Death continues to comment on proceedings and puts her story into context as the all-knowing narrator. It really is a simple story, concentrating on a personal tragedy in worldwide chaos. Yet because of it’s angle and the fact that it is such a beautiful story, you almost forget the immense horror this is all set against.
A small part is about a girl who discovers book and discovers words and all the things she can do with them. First there is the struggle that turns into the pleasure of reading and writing. The reading to others, the writing initially for herself but told to us, her story to others.
The power of words.
Some people write for themselves – like I do, despite this public platform I consider it still very much for my own pleasure; some write very much for others… like a girl called Emma. Emma was a very talented girl who I got to know during my theatre course. She seemed fearless and effortless cool in that laid back Canadian way of hers. A natural beauty and a very kind soul. I did not know her very well but I had the pleasure of working with her and seeing her perform. Then of course there was her writing/ her blog, as said by her sister in the eulogy, for others, for us. She shared with us the events in her life spiced with her own sense of humour, and apparently she would often describe a day to her family as The Best Day of Her Life. It was her writing that made me smile on the days that I did not know what to do with my new graduate/unemployed status. I did not comment, but I very much smiled.
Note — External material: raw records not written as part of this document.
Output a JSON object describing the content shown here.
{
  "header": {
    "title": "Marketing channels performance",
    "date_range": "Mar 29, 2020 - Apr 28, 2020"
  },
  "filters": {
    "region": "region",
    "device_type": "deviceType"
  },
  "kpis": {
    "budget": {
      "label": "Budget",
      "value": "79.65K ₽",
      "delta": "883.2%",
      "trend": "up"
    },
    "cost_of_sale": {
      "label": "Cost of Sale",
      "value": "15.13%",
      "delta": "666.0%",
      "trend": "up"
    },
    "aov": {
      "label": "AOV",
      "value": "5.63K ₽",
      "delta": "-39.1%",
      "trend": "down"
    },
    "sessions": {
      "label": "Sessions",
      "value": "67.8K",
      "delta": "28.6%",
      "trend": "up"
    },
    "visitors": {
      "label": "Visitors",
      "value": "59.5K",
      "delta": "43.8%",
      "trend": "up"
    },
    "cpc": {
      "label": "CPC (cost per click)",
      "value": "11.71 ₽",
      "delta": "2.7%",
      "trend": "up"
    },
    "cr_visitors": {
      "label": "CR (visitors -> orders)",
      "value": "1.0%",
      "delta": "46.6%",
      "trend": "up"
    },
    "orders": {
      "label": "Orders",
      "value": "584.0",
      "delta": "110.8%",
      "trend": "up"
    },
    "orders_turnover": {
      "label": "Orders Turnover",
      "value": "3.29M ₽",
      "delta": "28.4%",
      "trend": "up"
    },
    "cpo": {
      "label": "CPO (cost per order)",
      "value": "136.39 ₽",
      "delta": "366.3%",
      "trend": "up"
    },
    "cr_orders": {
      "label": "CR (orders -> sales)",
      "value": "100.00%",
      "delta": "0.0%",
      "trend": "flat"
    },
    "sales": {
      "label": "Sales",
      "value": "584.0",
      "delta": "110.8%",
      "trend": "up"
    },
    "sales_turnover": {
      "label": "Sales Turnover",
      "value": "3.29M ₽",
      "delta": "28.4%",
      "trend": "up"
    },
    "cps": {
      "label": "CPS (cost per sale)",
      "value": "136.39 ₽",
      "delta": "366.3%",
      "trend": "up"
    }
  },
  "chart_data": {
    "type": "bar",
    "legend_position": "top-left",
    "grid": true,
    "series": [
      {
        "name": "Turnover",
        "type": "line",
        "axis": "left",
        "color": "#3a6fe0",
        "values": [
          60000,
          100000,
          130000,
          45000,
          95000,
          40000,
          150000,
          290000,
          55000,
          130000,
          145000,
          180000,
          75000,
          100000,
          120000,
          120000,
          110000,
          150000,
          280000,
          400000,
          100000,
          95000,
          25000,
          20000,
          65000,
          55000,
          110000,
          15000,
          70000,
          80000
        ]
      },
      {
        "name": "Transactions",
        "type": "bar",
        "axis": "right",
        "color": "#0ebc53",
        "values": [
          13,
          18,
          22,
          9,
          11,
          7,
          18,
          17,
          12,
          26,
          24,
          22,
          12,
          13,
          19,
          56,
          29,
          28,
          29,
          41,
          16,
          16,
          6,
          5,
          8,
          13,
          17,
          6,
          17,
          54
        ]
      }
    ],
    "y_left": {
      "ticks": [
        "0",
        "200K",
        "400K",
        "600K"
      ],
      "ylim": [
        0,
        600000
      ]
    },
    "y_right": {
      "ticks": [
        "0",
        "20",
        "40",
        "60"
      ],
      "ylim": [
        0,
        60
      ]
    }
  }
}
I cannot, nor do I want to, claim the intense sadness that her family and close friends must feel even now three years later. Thus I will not give a link to her page, I just wanted to give her a little shout-out: that on the anniversary of her death, she is certainly not forgotten.
As the narrator of The Book Thief states on the first page:
“You are going to die.”
But he/she/it also declares on the last pages:
” [The best souls] rise up and say ‘I know who you are and I am ready. Not that I want to go, of course, but I will come.’ ”
It seems reassuring, but also gives the reason why the best people always seem to go too soon: they might be ready but the souls left behind will have to always miss their inspiring company for the rest of our way.